Ok, off topic here but Alana, I loved this sentence!

kaplods
09-18-2009, 09:25 PM
It may sound a bit odd, but one of my favorite cheap meals in college was spaghetti sauce beans over a baked potato. I'd drain canned green beans (I liked the thin-cut french style cut) and simmer in an inexpensive spaghetti sauce (or homemade) and then serve over a microwave-baked potato. Fast, healthy, and cheap.

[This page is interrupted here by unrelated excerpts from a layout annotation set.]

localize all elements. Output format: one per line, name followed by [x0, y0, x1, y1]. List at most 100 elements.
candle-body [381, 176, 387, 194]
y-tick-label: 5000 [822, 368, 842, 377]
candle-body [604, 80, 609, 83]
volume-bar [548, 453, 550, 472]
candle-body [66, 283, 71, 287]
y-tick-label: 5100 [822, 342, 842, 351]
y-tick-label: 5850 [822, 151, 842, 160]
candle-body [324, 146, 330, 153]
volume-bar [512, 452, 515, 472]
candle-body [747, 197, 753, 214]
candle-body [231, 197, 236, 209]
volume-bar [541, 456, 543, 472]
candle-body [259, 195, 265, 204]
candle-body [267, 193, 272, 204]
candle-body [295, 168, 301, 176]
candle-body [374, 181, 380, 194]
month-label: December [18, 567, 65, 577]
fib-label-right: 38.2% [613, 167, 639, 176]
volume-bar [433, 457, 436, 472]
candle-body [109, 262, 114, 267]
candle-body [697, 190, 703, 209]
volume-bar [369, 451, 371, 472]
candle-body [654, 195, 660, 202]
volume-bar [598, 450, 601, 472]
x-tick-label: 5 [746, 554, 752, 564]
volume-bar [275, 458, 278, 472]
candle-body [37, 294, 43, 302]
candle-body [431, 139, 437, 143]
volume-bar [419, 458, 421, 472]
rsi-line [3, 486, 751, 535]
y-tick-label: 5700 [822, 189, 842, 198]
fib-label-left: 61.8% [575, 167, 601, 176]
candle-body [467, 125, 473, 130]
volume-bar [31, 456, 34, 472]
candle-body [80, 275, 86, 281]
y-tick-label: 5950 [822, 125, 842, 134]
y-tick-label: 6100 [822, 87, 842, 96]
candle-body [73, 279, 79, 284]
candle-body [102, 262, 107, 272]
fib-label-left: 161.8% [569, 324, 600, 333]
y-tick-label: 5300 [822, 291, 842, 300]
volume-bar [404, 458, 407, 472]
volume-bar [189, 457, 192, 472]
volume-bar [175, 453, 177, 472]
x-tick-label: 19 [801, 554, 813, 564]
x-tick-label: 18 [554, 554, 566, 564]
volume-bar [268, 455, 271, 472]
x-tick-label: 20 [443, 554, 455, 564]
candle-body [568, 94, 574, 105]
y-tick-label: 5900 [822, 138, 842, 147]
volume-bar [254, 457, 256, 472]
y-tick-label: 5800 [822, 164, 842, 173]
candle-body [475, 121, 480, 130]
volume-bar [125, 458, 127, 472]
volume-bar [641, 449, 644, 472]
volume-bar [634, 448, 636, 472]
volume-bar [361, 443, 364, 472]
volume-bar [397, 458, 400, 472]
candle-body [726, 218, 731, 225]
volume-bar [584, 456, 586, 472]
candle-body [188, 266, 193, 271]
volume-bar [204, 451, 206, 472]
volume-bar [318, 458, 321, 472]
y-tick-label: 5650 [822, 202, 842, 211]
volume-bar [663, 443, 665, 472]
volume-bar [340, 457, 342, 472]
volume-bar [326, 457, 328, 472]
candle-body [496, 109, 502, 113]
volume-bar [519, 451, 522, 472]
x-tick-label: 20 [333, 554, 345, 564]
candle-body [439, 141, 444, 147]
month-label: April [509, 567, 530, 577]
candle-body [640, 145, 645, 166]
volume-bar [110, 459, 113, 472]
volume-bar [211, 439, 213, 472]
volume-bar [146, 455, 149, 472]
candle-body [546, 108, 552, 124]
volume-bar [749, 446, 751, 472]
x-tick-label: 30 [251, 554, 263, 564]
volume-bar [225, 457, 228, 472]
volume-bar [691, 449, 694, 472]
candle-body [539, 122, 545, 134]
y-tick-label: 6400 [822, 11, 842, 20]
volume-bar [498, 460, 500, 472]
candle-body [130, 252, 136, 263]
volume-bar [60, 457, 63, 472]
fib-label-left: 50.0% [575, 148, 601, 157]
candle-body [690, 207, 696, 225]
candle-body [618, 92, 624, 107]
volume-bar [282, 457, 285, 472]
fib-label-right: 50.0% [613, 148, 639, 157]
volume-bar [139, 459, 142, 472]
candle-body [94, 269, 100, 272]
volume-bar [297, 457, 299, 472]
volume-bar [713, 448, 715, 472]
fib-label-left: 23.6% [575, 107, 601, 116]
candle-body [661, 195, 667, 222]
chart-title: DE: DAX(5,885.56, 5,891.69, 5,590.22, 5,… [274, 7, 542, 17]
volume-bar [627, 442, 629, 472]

Another fast and cheap lunch option is taking cooked beans (canned or from dried) and puree/mash them in a food processor or with a fork or potato masher with seasonings and/or condiments, and then use them as a dip for vegetables or baked tortila chips or as a sandwhich filling (either on a tortilla to make a burrito, or on bread or toast).

One is so good, I've taken it to potlucks. I take a can of barbecue flavored beans (or pork and beans and a bit of bottled barbecue sauce) and a small piece of onion and whir it in the food processor until smooth. It's really good hot or cold. Hot, it's like a burrito filling, and really good on toasted whole wheat bread. I've been asked for the recipe so many times, and it's always a shocker, when I tell them it only has 2 or 3 ingredients (and Aldi or a store-brand baked beans, are only about 49 cents).